Hal ini diungkap Biro Statistik Nasional China (NBS). Angka di bawah 50 berarti kontraksi atau menurunnya aktivitas usaha sementara semakin jauh ke bawah, penurunan aktivitas usaha tentunya semakin dalam.
"Perekonomian China masih perlu mengonsolidasi basisnya selama masa pemulihan," kata ahli NBS Zhao Qinghe dimyat Xinhua.
"Di antara 21 subsektor yang disurvei, 11 masih berada di zona pertumbuhan," tambahnya.
Utang Kota "Meledak"
Beberapa kota di China kini dilaporkan bermasalah dengan utang. Jumlah utang menembus US$ 15,3 triliun atau Rp229.500 triliun.
Wuhan, kota di Provinsi Hebei tempat pertama kali Covid-19 merebak misalnya, secara terbuka menyebutkan nama ratusan debitur dalam sebuah artikel surat kabar lokal. Biro keuangan lokal Wuhan mencetak daftar 259 entitas yang berutang lebih dari 300 juta yuan.
Otoritas itu bahkan agar perusahaan-perusahaan itu melunasi kewajibannya sesegera mungkin. Mengutip CNN International, debitur atau penjamin termasuk perusahaan negara atau swasta, departemen pemerintah dan lembaga think tank.
"Menawarkan hadiah kepada siapa pun yang dapat memberikan informasi berguna tentang aset keuangan debitur," muat pemerintah di media lokal.
"Debitur ini termasuk perusahaan seperti Dongfeng Wuhan Light Vehicle dan raksasa makanan asal Taiwan, Uni-President Enterprises," tulis CNN International lagi.

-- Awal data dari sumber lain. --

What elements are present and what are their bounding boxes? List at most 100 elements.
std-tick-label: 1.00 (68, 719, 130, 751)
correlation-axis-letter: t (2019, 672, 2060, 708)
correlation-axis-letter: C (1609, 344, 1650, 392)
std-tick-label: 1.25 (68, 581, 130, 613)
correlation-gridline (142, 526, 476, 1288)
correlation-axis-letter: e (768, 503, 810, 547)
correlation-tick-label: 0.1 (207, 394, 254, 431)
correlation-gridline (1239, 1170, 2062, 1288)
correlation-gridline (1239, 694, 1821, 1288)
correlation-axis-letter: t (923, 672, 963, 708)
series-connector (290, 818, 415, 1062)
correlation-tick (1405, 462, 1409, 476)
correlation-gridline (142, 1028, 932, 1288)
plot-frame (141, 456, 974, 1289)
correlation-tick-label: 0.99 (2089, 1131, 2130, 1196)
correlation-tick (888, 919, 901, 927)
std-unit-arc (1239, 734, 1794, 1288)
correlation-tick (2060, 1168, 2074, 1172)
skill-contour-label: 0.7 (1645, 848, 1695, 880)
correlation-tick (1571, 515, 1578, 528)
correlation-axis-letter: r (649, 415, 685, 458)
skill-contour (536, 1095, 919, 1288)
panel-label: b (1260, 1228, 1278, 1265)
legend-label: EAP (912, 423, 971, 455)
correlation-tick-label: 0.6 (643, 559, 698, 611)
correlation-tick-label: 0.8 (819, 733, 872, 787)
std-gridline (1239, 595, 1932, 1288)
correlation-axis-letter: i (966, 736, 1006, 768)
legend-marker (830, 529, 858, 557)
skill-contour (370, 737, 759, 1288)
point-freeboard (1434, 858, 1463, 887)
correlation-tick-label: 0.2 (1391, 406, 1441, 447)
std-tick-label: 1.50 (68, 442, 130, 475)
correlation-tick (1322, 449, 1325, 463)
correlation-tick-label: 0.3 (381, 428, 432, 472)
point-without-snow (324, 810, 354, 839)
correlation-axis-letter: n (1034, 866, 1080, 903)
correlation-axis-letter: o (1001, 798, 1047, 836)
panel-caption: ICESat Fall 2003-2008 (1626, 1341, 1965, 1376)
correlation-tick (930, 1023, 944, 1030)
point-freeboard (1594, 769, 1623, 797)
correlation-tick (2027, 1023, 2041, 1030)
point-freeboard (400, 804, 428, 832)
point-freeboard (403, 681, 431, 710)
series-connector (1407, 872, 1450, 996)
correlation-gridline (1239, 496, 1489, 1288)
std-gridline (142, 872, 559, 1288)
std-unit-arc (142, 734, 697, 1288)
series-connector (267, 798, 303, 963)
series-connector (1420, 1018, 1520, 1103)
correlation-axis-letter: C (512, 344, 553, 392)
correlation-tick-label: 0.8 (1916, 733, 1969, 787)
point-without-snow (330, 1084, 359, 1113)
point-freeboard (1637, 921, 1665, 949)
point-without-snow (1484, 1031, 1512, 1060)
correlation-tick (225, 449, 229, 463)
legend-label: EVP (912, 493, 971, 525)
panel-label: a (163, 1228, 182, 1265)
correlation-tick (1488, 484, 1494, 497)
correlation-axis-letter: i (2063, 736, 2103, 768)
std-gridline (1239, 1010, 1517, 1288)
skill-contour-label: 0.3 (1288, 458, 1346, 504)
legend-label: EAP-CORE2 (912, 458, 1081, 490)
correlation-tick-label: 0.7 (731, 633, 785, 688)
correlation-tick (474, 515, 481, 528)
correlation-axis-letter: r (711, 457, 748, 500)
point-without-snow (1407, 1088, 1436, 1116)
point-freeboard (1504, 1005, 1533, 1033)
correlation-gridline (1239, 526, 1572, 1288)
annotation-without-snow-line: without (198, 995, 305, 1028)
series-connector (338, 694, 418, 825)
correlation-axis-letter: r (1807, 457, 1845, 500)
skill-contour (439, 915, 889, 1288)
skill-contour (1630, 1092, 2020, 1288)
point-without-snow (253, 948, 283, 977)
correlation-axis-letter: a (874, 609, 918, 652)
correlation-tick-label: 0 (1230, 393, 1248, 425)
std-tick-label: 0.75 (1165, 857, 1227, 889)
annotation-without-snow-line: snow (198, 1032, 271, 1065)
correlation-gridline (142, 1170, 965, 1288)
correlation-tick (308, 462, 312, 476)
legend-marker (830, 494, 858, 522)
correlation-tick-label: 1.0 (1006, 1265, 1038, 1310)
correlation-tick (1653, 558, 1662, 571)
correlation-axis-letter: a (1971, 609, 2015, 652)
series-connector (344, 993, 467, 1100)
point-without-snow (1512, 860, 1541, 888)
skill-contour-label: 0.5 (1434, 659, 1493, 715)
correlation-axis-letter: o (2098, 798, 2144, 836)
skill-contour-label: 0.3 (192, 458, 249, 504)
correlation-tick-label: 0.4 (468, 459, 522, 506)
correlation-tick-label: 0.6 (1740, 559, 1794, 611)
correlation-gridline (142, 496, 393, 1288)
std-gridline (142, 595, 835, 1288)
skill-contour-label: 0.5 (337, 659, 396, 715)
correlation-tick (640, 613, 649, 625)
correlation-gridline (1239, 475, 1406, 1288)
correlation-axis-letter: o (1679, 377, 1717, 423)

Pengumuman penagihan utang Wuhan datang hanya beberapa hari setelah lengan pembiayaan resmi Kunming, ibu kota provinsi Yunnan, berjuang untuk mengumpulkan cukup uang untuk membayar utang mereka kepada pemegang obligasi. Yunnan adalah salah satu provinsi yang paling banyak berutang di Negeri Tirai Bambu, dengan rasio utang terhadap pendapatan fiskal mencapai lebih dari 1.000% tahun lalu.
Selain Wuhan dan Kunming, Guizhou, salah satu provinsi termiskin di China, secara terbuka mengakui kegagalan mengatur keuangannya. Bahkan, meminta bantuan Beijing untuk menghindari gagal bayar.